I am suggesting, that perhaps newspapers should use their intense connections and … sell out a bit. Charge ExxonMobil to write an op-ed about how light sweet crude oil cures cancer. Use the entertainment section editors to use their connections to artists, writers, musicians, and others to throw lavish parties with important people.
Why not? It’s either that, or risk losing our watchdogs on the government. Not that they have been doing much of that lately anyways …
I will also miss newspapers and while I get most of my news online, etc. I enjoy flipping through my WSJ every morning. We will be influenced in some malignant way by the loss of newspapers, but I don’t think we will fully understand how until they are gone.
What I don’t really understand is the almost rabid fever at which digital folks rally around the demise of newspapers. I don’t know what motivates them. I think they will have an “oh, shit!” moment when newspapers are gone.
But, for now, they seem unstoppable and dead certain of their opinions. Time will tell whether they are right or wrong.
Perhaps a bit off topic, but your post got me thinking. When it comes to traditional media, I don’t make the distinction between paper or digital. It is still traditional in that it commits to a structured, formal, objective presentation of the news (as opposed to the unstructured, personal conversations of new media.) Good PR requires a blend of the new and the traditional.
While I will increasingly miss the look and feel of a print version, the need for an online version of traditional media continues to grow.
The problem with all of you old farts and your iconic love for print newspapers is you complain that they are disappearing but aren’t willing to pay the price needed to keep them afloat.
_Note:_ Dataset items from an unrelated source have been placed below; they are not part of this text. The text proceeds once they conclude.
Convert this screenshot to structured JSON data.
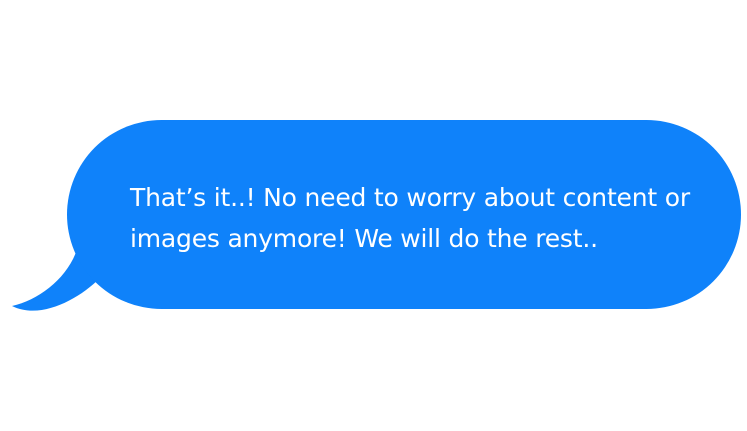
{
  "message": {
    "text_line_1": "That’s it..! No need to worry about content or",
    "text_line_2": "images anymore! We will do the rest.."
  },
  "colors": {
    "bubble": "#0f82fa",
    "text": "#ffffff",
    "background": "#ffffff"
  }
}
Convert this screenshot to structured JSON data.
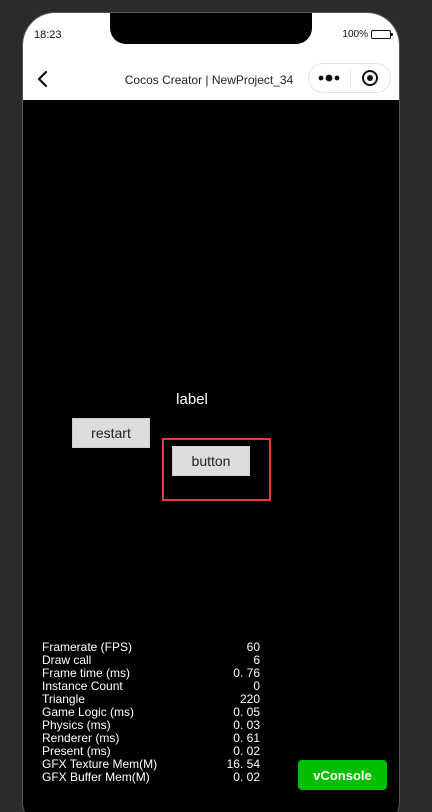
{
  "status_bar": {
    "time": "18:23",
    "battery": "100%"
  },
  "nav_bar": {
    "title": "Cocos Creator | NewProject_34",
    "back_icon": "chevron-left-icon",
    "more_icon": "more-dots-icon",
    "close_icon": "target-circle-icon"
  },
  "game": {
    "label_text": "label",
    "restart_label": "restart",
    "button_label": "button",
    "highlight_color": "#e23b3b"
  },
  "stats": [
    {
      "name": "Framerate (FPS)",
      "value": "60"
    },
    {
      "name": "Draw call",
      "value": "6"
    },
    {
      "name": "Frame time (ms)",
      "value": "0. 76"
    },
    {
      "name": "Instance Count",
      "value": "0"
    },
    {
      "name": "Triangle",
      "value": "220"
    },
    {
      "name": "Game Logic (ms)",
      "value": "0. 05"
    },
    {
      "name": "Physics (ms)",
      "value": "0. 03"
    },
    {
      "name": "Renderer (ms)",
      "value": "0. 61"
    },
    {
      "name": "Present (ms)",
      "value": "0. 02"
    },
    {
      "name": "GFX Texture Mem(M)",
      "value": "16. 54"
    },
    {
      "name": "GFX Buffer Mem(M)",
      "value": "0. 02"
    }
  ],
  "vconsole": {
    "label": "vConsole",
    "color": "#04be02"
  }
}
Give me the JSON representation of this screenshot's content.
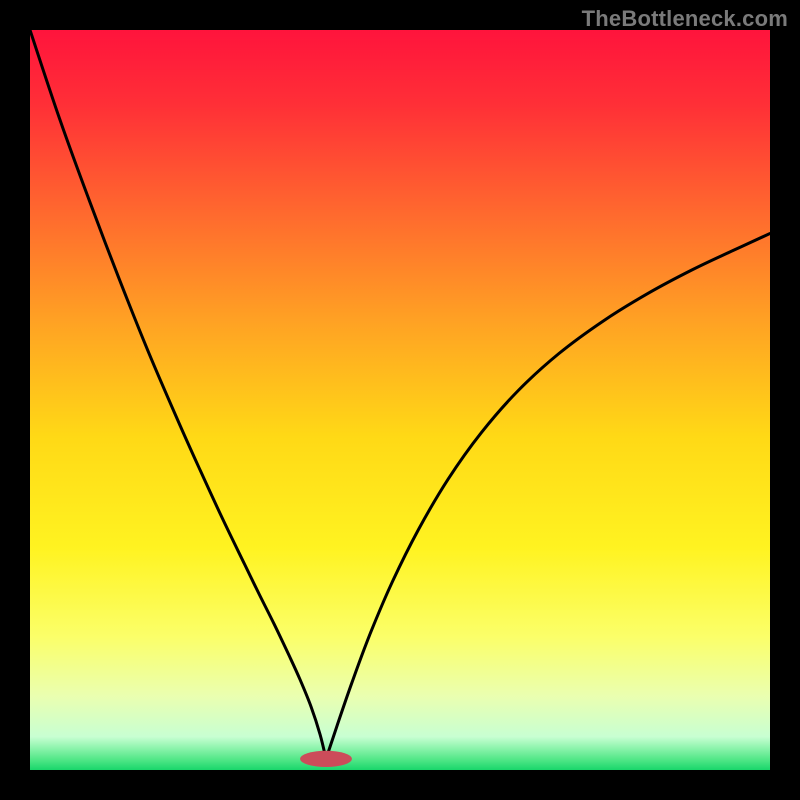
{
  "watermark": "TheBottleneck.com",
  "chart_data": {
    "type": "line",
    "title": "",
    "xlabel": "",
    "ylabel": "",
    "xlim": [
      0,
      1
    ],
    "ylim": [
      0,
      1
    ],
    "gradient_stops": [
      {
        "offset": 0.0,
        "color": "#ff143c"
      },
      {
        "offset": 0.1,
        "color": "#ff2f37"
      },
      {
        "offset": 0.25,
        "color": "#ff6a2e"
      },
      {
        "offset": 0.4,
        "color": "#ffa423"
      },
      {
        "offset": 0.55,
        "color": "#ffd916"
      },
      {
        "offset": 0.7,
        "color": "#fff321"
      },
      {
        "offset": 0.82,
        "color": "#fbff69"
      },
      {
        "offset": 0.9,
        "color": "#eaffb0"
      },
      {
        "offset": 0.955,
        "color": "#c8ffd2"
      },
      {
        "offset": 0.985,
        "color": "#55e889"
      },
      {
        "offset": 1.0,
        "color": "#19d66b"
      }
    ],
    "minimum_x": 0.4,
    "marker": {
      "cx": 0.4,
      "cy": 0.985,
      "rx": 0.035,
      "ry": 0.011,
      "fill": "#cc4c5a"
    },
    "series": [
      {
        "name": "left-branch",
        "x": [
          0.0,
          0.04,
          0.08,
          0.12,
          0.16,
          0.2,
          0.23,
          0.26,
          0.29,
          0.31,
          0.33,
          0.35,
          0.365,
          0.38,
          0.392,
          0.4
        ],
        "y": [
          1.0,
          0.88,
          0.77,
          0.665,
          0.565,
          0.472,
          0.405,
          0.34,
          0.278,
          0.237,
          0.197,
          0.155,
          0.122,
          0.085,
          0.048,
          0.015
        ]
      },
      {
        "name": "right-branch",
        "x": [
          0.4,
          0.415,
          0.435,
          0.46,
          0.49,
          0.525,
          0.565,
          0.61,
          0.66,
          0.715,
          0.775,
          0.835,
          0.895,
          0.95,
          1.0
        ],
        "y": [
          0.015,
          0.06,
          0.118,
          0.185,
          0.255,
          0.325,
          0.393,
          0.456,
          0.513,
          0.563,
          0.607,
          0.644,
          0.676,
          0.702,
          0.725
        ]
      }
    ]
  }
}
The simple fact is most newspapers are bloated mismanaged dinosaurs that don’t understand the modern world. They like to report on the modern world, but as a whole not even most of the reporters, especially their tech reporters, don’t get it. News if it is to have any value at all must be free in the modern world, or pretty well close to it.
If a newspaper can’t convince the people who read it that they are worth the cost of publication or can’t sell enough advertising to keep them profitable, they deserve to die as a business.